The inclusion of those in Mahadevapura who provided false information, obvious at a glance, suggests Election Commission of India officials were guilty of gross negligence, or they harboured an unfathomable insidious intention, or they were instructed to gloss over these anomalies. Any which way you look at Mahadevapura, the sanctity of its electoral rolls stands diminished. A fraudulent voter list cannot but vitiate the electoral process.

Yet the morass of one lakh fake voters in Mahadevapura runs deeper than the apparent. How could those who allegedly voted several times did so given that their fingers were dabbed with indelible ink? Did they possess a solution to remove the ink? Or was it that officials at polling booths didn’t ink their fingers or allowed them to vote despite their inky fingers? Didn’t they match the voter’s face with their photos? Above all, why didn’t the polling agents of the Congress, which rules Karnataka, object to electoral cheating? Were they bribed or threatened into keeping mum?

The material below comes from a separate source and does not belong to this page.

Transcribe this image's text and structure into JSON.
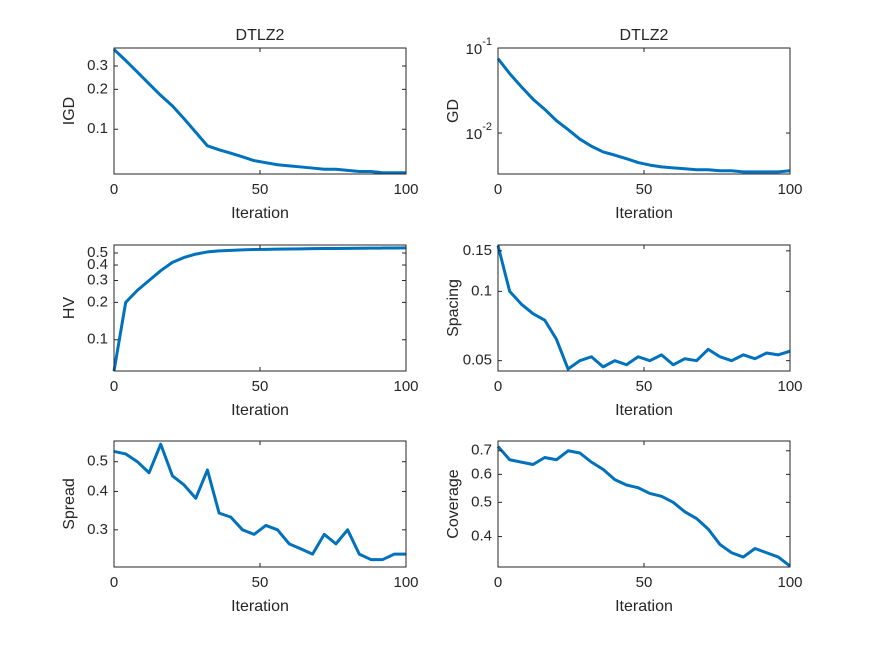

We don’t know the answers to these questions, but it can be said with certainty that the ECI’s conduct of elections has increasingly become sloppy. For Gandhi, though, Mahadevapura vividly illustrates that the ECI has deliberately skewed the once robust system for ensuring that the BJP retains its grip over power. Gandhi’s proposition will now have many takers, not least because the Union government has a decisive say in choosing the ECI’s commissioners.

Another reason for people doubting the ECI’s neutrality is its own opacity. It has always opposed the counting of 50 per cent, let alone 100 per cent, of Voter Verifiable Paper Audit Trail, or VVPAT, slips in all constituencies. When journalist Poonam Agarwal quizzed the ECI on the difference between the number of votes polled and votes counted, the data from its website disappeared. More recently, the government amended ECI rules to deny public access to CCTV footage of polling booths on the voting day. The footage could have helped cross-check the allegation of bogus voting. It refuses to provide machine-readable electoral rolls in order to thwart, it would seem, their quick and incisive analysis.

The ECI has also failed to provide a convincing explanation as to how 40 lakh voters were added to Maharashtra’s electoral rolls in the five months between the Lok Sabha and Assembly elections of last year, in contrast to only 32 lakh new voters being added in the previous five years. From 2004, in all previous election cycles, a substantially larger number of voters swelled Maharashtra’s electoral rolls over five years than they did in five months between the Lok Sabha and Assembly elections. Gandhi cited Mahadevapura as an explanation for the surge in Maharashtra’s electoral rolls.

Gandhi’s presentation has come in the wake of the disquiet over the ongoing revision of Bihar’s electoral rolls deepening. Already 65 lakh voters who were on the earlier electoral rolls have been deleted. This number will likely grow when the ECI publishes the final voter list for Bihar. Instead of trying to intimidate Gandhi, the ECI must quell the growing impression that Indian democracy needs to be saved from it.

The writer is a senior journalist and author of Bhima Koregaon: Challenging Caste.